Des études sont-elles venues confirmer les bénéfices de l’activité physique sur les maladies neuromusculaires ?

Tout à fait, dans les années qui ont suivi, les professionnels de santé ont commencé à faire des études contrôlées, randomisées pour obtenir sur le sujet un niveau de pertinence scientifique correct, même si lors d’études portant sur l’activité physique, il y a une limite car on ne peut évidemment pas faire d’études en double aveugle. Les premiers résultats ont été publiés vers 2003, 2004. Aujourd’hui, nous avons donc de nombreuses études qui arrivent aux mêmes conclusions, à savoir que si l’on n’utilise pas son muscle, il s’atrophie.

Ce constat ne concerne évidement pas uniquement les maladies neuromusculaires puisque, de façon générale, l’activité physique stimule les voies de synthèse protéique, tandis que la sédentarité stimule les voies de dégradation protéique.

Pour revenir sur les études qui ont spécifiquement porté sur les maladies neuromusculaires, celles-ci se sont heurtées à deux problèmes principaux. Le premier est, puisqu’il s’agit toujours de maladies rares, qu’il est difficile d’organiser des études randomisées de grande envergure du fait qu’il y a très peu de patients. Le second problème est que l’on dénombre plus de 500 maladies neuromusculaires qui ont des mécanismes parfois très différents.

Les chercheurs ont pourtant réussi à prouver que, comme une personne non malade, un patient souffrant d’une maladie neuromusculaire peut « remodeler » ses muscles via un entrainement adapté, même dans les cas les plus délicats, comme par exemple les myopathies avec un processus dystrophique. En effet, les cellules satellites réparatrices du muscle restent présentes et peuvent proliférer pour aider le muscle à se reconstruire, ou en tout cas à se renforcer un peu. On sait également que pour entretenir les muscles, il n’est pas utile de pratiquer une activité très intense. Le simple fait de s’activer un petit peu, tous les jours, suffit à entretenir la synthèse protéique et stimuler les cellules satellites réparatrices.

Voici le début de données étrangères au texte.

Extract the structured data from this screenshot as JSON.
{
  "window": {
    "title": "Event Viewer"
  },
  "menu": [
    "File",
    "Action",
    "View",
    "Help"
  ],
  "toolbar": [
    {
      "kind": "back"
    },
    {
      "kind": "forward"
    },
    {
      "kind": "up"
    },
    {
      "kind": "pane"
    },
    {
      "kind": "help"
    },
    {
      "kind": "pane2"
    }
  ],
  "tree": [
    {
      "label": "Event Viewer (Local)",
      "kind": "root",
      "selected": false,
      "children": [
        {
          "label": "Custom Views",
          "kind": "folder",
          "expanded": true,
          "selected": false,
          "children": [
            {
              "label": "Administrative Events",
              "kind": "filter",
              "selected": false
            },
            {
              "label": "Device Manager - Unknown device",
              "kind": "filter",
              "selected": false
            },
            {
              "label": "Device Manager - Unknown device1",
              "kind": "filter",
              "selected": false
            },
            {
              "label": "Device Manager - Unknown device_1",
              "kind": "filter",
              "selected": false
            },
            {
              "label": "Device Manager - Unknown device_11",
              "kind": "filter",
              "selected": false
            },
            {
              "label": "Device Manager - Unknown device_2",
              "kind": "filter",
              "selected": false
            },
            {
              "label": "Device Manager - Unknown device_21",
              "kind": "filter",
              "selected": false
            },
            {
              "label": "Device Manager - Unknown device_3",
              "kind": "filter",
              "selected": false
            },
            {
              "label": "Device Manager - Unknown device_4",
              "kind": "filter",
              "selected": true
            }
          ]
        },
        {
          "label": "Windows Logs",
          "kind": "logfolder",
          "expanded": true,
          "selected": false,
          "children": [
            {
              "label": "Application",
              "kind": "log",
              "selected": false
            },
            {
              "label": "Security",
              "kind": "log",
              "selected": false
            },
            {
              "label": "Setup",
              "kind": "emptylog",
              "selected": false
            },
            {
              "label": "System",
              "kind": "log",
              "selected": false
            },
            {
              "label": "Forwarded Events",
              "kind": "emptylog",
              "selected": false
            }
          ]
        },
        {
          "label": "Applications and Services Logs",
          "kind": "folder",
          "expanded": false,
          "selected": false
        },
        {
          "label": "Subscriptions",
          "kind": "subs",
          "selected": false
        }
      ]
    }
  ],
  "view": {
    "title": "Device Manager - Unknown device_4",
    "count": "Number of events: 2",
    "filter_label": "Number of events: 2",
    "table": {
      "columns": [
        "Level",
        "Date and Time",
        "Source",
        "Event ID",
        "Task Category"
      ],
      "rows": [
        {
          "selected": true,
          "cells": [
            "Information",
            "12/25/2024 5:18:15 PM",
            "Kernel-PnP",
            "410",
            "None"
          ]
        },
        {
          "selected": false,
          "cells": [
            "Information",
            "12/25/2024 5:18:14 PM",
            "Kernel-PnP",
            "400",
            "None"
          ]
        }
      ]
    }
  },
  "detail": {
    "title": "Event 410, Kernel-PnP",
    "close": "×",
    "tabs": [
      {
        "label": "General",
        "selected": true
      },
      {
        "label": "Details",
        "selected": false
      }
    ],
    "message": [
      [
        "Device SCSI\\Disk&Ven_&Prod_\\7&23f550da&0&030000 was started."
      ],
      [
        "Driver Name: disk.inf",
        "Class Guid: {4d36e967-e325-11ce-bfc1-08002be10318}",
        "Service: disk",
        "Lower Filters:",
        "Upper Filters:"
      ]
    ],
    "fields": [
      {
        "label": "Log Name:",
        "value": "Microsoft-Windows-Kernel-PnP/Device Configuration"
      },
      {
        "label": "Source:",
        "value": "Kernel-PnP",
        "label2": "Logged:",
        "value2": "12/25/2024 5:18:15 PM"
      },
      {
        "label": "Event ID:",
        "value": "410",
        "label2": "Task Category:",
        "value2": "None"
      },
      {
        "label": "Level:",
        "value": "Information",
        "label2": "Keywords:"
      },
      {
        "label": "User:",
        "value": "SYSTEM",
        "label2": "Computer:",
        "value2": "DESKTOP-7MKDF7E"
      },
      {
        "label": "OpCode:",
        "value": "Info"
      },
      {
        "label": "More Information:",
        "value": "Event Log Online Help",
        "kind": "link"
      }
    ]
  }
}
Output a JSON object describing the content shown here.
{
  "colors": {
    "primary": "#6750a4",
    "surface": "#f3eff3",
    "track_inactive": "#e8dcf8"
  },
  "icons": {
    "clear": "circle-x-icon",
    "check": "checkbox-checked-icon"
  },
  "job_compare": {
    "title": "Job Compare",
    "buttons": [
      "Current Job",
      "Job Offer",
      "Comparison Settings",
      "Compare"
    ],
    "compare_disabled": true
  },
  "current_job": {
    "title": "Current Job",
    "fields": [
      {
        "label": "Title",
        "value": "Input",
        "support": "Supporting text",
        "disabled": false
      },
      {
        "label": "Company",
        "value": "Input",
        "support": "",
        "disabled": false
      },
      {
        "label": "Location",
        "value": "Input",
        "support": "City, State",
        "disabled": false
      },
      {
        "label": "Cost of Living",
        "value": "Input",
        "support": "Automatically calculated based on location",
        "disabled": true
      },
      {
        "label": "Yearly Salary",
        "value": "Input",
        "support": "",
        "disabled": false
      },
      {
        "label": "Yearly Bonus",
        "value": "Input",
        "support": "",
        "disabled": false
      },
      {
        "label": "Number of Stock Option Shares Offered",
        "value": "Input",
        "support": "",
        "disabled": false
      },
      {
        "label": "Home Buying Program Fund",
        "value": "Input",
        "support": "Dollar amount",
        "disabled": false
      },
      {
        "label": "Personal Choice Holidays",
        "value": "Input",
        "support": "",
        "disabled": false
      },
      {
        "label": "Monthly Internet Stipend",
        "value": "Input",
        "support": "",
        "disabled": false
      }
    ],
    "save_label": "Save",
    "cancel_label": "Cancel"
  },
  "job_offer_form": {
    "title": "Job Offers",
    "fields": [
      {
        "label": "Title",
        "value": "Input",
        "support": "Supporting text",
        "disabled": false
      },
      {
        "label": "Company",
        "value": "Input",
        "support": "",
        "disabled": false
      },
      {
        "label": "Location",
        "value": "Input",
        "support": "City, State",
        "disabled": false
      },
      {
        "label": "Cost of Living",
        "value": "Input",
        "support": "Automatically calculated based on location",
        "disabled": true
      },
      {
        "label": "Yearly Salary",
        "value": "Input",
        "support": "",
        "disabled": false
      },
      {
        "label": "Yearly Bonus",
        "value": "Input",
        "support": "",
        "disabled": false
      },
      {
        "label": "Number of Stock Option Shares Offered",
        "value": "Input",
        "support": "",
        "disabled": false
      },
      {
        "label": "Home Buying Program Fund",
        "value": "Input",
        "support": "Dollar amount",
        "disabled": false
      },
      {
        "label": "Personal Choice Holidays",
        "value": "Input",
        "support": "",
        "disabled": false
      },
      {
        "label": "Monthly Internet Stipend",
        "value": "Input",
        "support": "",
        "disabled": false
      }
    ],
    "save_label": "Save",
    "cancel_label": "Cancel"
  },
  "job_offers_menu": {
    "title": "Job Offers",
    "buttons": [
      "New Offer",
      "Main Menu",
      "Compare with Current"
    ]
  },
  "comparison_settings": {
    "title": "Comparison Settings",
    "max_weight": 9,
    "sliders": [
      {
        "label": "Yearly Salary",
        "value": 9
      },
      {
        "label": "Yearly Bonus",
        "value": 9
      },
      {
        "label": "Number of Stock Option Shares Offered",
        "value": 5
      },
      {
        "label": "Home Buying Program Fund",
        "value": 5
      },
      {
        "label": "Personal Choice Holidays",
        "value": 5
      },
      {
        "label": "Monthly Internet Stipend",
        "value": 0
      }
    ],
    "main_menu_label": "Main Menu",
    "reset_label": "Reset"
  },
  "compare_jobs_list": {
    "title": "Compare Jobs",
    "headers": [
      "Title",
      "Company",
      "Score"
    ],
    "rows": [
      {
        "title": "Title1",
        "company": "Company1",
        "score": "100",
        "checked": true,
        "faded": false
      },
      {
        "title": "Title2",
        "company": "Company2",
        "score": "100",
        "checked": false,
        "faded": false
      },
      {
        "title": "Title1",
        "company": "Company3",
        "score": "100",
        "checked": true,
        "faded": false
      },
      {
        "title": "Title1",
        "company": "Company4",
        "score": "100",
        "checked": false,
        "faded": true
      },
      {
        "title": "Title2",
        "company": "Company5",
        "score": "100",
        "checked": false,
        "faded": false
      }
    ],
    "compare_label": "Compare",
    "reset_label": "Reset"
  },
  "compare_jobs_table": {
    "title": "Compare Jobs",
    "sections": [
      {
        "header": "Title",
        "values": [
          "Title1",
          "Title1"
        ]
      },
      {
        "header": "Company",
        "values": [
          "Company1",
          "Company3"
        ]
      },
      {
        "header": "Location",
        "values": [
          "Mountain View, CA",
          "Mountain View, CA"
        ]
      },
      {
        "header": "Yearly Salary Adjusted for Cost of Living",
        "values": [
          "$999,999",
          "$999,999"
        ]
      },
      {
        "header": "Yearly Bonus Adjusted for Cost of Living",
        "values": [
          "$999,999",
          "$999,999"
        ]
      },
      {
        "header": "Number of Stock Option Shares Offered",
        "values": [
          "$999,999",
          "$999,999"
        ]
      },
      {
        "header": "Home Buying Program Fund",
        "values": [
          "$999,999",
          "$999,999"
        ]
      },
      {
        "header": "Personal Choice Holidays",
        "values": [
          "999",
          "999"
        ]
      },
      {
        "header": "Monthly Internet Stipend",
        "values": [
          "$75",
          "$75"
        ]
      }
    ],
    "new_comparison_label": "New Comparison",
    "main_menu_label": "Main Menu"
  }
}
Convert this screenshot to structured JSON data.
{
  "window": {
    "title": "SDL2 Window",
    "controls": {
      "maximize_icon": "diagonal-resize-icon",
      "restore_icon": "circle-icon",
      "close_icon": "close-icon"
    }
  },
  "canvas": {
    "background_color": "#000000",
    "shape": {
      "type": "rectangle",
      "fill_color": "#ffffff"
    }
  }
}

Y a-t-il des limites à l’activité physique dans le cadre des maladies neuromusculaires ?

Oui, car il faut absolument prendre en compte, dans les indications d’activité physique, que le muscle est plus fragile, donc plus sensible, aux contraintes mécaniques liées à l’effort. Par ailleurs, il s’agit souvent de maladies touchant plusieurs fonctions et il n’y a pas que les muscles qui sont fragilisés chez ces malades. Le système cardio-vasculaire, la respiration et les articulations notamment sont aussi souvent concernés.

En outre, il faut être clair sur le fait que l’exercice physique ne guérit pas la maladie mais qu’il s’agit bel et bien d’un traitement palliatif, qui va permettre non seulement de ralentir l’évolution de la maladie et parfois même de récupérer un peu de capacités physiques, au moins temporairement.

Le grand nombre des maladies neuromusculaires et l’aspect systémique de ces maladies démontre l’importance de développer pour ces patients l’accès à une activité physique « adaptée » ?

La loi de modernisation de notre système de santé de 2016, qui inscrit la prescription d’activité physique adaptée pour les ALD (Affections de longue durée), dont font évidemment partie les maladies neuromusculaires, est tout à fait pertinente car il est important d’encourager et d’encadrer la pratique d’activité physique de ces patients et d’étudier les besoins au cas par cas. Cela dit, si la prescription est utile, elle ne suffit pas. Ces patients ont absolument besoin d’être accompagnés et il est essentiel de mettre en œuvre les moyens de cet accompagnement qui reste pour l’instant trop peu organisé en France.

Dire à un malade qui est en fauteuil roulant électrique qu’il doit pratiquer une activité physique adaptée peut lui sembler assez incongru. Il est indispensable de guider ces patients, d’être force de proposition, de leur expliquer l’intérêt de faire de l’exercice. Pour les patients en situation de handicap lourd, on proposera par exemple de se concentrer sur l’entretien des muscles du diaphragme pour faciliter la respiration. On fait notamment souvent faire de la sarbacane aux enfants souffrant de la maladie de Duchenne. C’est à la fois ludique et utile physiquement. Il faut aussi entretenir les fonctions des malades au niveau des mains pour les aider à se servir du joystick du fauteuil-roulant électrique. Il faut également permettre aux malades les plus valides, qui peuvent marcher ou faire du vélo à assistance électrique, d’oser pratiquer car souvent ils ont le sentiment que l’activité physique n’est pas faite pour eux. Il y a des outils dont les patients peuvent s’emparer pour pratiquer une activité physique adaptée et les associations de patients sont de plus en plus actives dans ce domaine.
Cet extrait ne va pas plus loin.